Grief and the Holidays…………….

Eid, Chanukah, Christmas, and New Year – it has been imprinted on our psyche from a young age that we spend special holidays with family. This has been a year like no other and many of us will be unable to be with our loved ones, either because a loved one has died or Covid restrictions prevent us from meeting up.

We will miss our loved ones even more than usual. Our sense of loss is magnified – the sadness deepens and the sense of loneliness can feel isolating. How can we celebrate togetherness when those we hold so dearly aren’t there?  But you can, and will, get through the holidays. It may help to have a few ideas in place – with alternatives at the ready if things get too much for you. You are also allowed to change your mind. Christmas candles

If you truly can’t face the holiday, cancel it. Take a year off – it will come round again next year. If you have been going through hard times, just explain you need a break from the festivities. There is no right or wrong way to handle the holidays this year – do what feels right for you. For some people, staying involved with the holidays is a symbol of life continuing. Let the holiday routine give you a framework for how you spend your time.

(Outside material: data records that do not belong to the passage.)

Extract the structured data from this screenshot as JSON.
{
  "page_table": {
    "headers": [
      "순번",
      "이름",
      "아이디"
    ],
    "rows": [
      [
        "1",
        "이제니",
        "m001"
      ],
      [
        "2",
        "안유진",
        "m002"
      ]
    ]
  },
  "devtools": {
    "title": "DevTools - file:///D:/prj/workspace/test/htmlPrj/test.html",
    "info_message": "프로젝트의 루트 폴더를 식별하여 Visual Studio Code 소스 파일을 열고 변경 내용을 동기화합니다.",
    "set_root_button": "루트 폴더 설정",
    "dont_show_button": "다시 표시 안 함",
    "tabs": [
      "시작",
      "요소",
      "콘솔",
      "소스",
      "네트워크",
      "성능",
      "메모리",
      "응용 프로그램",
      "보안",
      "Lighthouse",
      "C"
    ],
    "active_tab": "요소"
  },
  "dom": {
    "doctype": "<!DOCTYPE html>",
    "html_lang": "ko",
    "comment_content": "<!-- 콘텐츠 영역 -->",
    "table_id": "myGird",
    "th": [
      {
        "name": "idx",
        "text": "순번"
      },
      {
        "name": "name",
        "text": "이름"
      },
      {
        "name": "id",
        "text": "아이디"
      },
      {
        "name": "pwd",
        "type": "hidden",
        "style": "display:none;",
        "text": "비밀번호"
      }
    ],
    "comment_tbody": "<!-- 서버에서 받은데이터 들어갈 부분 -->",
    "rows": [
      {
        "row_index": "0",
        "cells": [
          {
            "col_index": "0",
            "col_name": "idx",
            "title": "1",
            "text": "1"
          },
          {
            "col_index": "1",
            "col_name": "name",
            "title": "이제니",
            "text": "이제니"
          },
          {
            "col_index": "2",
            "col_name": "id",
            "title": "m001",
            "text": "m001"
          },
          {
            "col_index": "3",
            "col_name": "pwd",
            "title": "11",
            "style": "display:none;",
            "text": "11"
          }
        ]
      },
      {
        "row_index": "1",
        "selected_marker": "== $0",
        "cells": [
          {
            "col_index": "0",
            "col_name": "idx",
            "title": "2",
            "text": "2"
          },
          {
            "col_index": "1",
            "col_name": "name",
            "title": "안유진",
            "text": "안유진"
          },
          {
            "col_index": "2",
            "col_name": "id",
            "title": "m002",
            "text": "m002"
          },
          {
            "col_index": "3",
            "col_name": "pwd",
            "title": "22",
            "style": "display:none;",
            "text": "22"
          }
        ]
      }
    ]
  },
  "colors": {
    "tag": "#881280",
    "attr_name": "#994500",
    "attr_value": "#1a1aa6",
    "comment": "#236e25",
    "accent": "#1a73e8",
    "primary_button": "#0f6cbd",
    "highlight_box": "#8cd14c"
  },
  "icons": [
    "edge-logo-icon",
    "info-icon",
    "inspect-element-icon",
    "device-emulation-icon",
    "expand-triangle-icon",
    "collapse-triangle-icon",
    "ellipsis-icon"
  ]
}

How ever you spend the special day, it is possible to bring your loved ones into it. Maybe saying a prayer for them, or lighting a candle, looking at photos, or asking your faith leader to include them in a prayer. You may wish to contemplate or share your favourite stories about your loved one. If technology is a way of keeping in touch with family and friends, ask people to help you with this if needed. Plan a time when you will meet up online or by phone. Send a reminder in advance.

Remember:

– DO be gentle, patient and kind with yourself

– DON’T do more than you want to

– DO allow time for feelings – don’t keep them bottled up – and then BREATHE

– DO allow others to help you – we all need help at certain times in our lives

Holidays without loved ones are clearly tough events to get through. We may feel sad, but sometimes we may catch ourselves doing okay, and we may even have moments of laughter. And after a while, the holiday will be over.

If you’re struggling over Christmas and New Year, there is help available for you:

The Cruse National Helpline will be open as usual over the holiday period, offering a listening ear and emotional support to anyone who has lost someone they love, or been affected by a bereavement. The freephone number is 0808 808 1677.

The Samaritans – Whatever you’re going through, you can call them any time, from any phone for free. Call: 116 123.                                                   Sometimes writing down your thoughts and feelings can help you understand them better. Email jo@samaritans.org (Response time:24 hours).

The Silver Line has a free, confidential helpline dedicated to helping older people, who may be feeling isolated, confused, or lonely. It is open 24 hours a day, 365 days a year.     Call 0800 470 8090.